4. Click the Calibrate Absolute Gain button.
5. The difference between the measured value and the target value is calculated and applied as an offset.

Frequency Response Calibration (Map)

A feature to compensate for the frequency response of the measurement system (attenuation of cables, probes, etc.).

• Save Map: Saves the current frequency sweep result (measured in FRA mode) as calibration data.
• Load Map: Loads saved calibration data.
• Apply Calibration: When checked, the measurement values are corrected in real-time based on the loaded map.

Quick Start Procedures

Example: Measuring the Frequency Characteristics of a Filter Circuit (FRA)

1. Wiring:
   • Audio interface Output 1 (Left) -> Filter circuit input
   • Filter circuit output -> Audio interface Input 1 (Left)
2. Settings:
   • Signal Input: Left (Ch 1)
   • Output Ch: Left (Ch 1) (or Stereo)
   • External Mode: OFF
   • Amplitude: A voltage suitable for the circuit (e.g., -10 dBV)
3. FRA Tab:
   • Start Freq: 20 Hz
   • End Freq: 20000 Hz
   • Steps: 50 (or 100)
   • Log Sweep: ON (frequency response is usually viewed on a log scale)
   • Plot Unit: dBV (or dBFS)
4. Execution:
   • Click the Start Sweep button.
   • The frequency characteristics (Gain and Phase) will be plotted on the graph.
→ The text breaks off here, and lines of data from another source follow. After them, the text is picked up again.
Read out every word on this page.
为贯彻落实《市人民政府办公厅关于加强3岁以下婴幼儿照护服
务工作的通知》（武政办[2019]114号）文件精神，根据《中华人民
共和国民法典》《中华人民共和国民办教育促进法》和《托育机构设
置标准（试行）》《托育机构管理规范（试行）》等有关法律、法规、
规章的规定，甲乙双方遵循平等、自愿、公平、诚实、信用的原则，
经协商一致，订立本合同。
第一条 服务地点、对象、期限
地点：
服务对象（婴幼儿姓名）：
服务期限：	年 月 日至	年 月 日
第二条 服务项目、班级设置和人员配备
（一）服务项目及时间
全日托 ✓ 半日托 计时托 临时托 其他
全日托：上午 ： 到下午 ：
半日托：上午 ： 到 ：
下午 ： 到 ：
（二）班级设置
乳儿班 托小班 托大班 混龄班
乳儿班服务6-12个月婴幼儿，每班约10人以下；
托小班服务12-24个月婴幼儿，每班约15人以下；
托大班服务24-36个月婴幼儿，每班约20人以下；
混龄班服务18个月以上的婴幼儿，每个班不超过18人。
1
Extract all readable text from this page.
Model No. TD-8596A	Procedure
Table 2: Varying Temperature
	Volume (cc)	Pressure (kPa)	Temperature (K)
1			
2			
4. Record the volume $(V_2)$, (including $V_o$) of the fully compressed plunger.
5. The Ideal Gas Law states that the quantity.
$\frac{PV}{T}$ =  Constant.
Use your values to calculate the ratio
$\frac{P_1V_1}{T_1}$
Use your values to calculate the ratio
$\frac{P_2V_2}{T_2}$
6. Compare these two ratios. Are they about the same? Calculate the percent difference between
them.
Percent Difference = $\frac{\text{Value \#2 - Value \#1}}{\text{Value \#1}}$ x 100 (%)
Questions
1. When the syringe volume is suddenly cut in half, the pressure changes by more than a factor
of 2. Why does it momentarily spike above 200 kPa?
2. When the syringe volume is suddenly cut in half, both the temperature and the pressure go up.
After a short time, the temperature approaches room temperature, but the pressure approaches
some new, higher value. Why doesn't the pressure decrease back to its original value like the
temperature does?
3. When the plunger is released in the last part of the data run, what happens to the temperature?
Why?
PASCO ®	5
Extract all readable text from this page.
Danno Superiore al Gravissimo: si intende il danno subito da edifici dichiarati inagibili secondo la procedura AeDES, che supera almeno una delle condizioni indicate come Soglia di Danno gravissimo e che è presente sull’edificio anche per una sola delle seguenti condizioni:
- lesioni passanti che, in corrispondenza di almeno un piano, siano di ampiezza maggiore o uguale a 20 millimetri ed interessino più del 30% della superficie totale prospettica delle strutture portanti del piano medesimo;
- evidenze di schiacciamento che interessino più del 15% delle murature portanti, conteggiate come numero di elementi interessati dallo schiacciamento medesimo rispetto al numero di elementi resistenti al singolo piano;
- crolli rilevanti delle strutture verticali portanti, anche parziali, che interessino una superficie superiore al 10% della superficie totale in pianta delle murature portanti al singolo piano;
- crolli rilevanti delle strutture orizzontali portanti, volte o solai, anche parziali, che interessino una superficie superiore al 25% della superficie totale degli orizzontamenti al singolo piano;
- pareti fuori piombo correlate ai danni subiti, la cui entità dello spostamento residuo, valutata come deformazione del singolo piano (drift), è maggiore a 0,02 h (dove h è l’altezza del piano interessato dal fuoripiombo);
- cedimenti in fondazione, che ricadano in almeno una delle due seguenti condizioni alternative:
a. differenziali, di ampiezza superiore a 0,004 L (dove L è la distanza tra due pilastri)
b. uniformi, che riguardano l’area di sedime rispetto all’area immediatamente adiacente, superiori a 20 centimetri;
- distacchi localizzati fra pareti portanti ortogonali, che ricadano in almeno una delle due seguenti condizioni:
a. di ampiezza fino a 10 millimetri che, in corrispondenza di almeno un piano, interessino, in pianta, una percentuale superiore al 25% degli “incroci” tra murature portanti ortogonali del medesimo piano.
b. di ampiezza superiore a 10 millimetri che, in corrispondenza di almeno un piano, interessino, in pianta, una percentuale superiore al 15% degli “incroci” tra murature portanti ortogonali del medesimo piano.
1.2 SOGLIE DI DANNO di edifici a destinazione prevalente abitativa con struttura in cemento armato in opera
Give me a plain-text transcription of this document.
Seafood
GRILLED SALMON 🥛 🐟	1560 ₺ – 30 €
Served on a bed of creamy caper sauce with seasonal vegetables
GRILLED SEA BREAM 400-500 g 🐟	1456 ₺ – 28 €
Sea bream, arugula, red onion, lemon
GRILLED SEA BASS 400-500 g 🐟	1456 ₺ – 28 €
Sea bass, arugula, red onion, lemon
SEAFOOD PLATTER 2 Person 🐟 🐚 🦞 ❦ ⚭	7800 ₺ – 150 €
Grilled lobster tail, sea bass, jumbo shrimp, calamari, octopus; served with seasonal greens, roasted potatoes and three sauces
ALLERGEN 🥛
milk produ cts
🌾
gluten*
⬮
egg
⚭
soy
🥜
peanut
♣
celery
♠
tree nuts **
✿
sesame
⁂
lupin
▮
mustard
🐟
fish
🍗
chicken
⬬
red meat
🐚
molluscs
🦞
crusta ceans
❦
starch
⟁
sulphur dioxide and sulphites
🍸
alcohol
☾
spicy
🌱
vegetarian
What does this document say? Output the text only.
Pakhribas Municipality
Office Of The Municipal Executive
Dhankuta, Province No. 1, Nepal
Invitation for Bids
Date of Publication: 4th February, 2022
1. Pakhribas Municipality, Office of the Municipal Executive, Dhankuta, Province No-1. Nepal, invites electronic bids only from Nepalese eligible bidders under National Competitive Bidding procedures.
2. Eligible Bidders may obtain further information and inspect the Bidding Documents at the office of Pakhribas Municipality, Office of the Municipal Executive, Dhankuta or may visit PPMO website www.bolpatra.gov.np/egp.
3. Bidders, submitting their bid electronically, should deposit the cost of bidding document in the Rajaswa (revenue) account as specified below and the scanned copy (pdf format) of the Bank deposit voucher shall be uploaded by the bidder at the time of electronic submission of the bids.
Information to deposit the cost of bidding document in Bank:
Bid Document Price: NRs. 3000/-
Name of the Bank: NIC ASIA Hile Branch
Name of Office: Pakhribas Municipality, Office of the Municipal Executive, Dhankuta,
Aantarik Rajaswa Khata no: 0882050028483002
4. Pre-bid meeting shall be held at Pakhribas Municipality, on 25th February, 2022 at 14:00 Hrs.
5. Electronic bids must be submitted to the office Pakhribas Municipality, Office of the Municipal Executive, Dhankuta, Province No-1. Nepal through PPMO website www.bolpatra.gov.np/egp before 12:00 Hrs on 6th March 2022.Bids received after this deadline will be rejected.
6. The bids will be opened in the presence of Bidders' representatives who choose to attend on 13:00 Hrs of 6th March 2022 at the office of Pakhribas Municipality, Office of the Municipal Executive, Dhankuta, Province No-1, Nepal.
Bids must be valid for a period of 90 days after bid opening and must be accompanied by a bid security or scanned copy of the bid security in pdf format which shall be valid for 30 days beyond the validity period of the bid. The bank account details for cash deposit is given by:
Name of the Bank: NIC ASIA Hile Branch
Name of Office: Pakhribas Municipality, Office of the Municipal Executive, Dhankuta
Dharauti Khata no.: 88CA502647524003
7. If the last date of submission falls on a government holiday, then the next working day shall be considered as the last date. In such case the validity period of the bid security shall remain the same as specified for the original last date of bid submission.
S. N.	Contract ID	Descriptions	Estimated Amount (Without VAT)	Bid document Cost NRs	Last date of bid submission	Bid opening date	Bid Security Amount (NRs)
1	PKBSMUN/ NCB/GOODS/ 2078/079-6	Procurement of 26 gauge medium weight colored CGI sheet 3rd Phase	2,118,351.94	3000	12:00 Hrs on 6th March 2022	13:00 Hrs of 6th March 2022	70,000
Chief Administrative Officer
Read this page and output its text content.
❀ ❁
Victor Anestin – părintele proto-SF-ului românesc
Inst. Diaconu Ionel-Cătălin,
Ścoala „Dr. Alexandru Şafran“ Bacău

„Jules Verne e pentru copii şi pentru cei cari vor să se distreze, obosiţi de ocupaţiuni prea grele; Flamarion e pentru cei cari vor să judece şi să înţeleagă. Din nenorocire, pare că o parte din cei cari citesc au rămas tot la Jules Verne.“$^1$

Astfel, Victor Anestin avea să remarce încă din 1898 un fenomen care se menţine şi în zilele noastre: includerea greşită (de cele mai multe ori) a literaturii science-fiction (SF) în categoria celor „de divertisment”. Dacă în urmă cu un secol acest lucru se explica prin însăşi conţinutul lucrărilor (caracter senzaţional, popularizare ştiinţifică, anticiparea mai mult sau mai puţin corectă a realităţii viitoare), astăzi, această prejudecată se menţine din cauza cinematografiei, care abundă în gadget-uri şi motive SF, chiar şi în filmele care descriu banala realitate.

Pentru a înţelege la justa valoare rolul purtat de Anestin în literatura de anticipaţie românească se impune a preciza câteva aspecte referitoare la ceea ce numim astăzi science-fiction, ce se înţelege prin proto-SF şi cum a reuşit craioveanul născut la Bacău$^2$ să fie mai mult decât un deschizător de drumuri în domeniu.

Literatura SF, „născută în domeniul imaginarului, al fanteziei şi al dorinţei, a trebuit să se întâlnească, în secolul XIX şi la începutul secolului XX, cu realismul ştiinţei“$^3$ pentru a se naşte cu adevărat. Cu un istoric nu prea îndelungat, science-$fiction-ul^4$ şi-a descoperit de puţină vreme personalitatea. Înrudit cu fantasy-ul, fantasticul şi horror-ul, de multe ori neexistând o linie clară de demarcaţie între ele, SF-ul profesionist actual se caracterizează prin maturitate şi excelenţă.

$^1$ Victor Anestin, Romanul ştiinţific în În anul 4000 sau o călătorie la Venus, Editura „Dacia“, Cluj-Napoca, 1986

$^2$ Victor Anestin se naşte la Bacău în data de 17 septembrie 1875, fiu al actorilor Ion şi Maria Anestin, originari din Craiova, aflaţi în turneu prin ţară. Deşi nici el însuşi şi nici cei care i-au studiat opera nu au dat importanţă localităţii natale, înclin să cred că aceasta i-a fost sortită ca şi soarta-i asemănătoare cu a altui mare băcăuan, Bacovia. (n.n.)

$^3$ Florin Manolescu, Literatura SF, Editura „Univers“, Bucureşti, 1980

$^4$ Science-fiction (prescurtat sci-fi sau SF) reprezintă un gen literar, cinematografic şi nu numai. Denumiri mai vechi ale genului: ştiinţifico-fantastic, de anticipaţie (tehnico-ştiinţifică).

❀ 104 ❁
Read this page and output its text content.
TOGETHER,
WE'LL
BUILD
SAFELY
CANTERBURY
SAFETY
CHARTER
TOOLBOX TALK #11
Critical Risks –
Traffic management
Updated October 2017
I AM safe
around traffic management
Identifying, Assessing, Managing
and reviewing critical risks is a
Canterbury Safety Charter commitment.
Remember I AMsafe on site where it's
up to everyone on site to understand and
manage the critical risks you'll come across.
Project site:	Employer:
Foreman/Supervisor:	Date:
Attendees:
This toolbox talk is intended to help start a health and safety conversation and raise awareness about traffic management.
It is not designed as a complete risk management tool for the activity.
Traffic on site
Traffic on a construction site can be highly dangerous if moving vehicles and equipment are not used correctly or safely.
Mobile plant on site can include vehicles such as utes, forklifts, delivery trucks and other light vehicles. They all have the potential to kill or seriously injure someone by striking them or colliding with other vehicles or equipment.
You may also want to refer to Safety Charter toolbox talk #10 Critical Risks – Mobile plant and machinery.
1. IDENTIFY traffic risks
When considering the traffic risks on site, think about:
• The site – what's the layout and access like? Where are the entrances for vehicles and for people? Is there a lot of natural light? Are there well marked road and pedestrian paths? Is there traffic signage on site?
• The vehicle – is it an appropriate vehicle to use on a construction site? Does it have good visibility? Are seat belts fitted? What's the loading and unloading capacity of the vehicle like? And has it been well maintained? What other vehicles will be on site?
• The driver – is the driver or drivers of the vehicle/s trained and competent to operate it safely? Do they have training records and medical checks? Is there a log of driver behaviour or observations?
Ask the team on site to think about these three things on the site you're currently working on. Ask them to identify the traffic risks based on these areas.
Example: Continuous Monitoring of a Minute Signal (Manual)

1. Open the Manual Control tab.
2. Set Frequency to the frequency you want to measure (e.g., 1 kHz).
3. Click Start Output & Measure.
4. The voltage of that frequency component will be displayed in Magnitude.
5. If the values fluctuate, stabilize them by increasing the LPF Time Constant from 0.1s to 0.3s to 1.0s.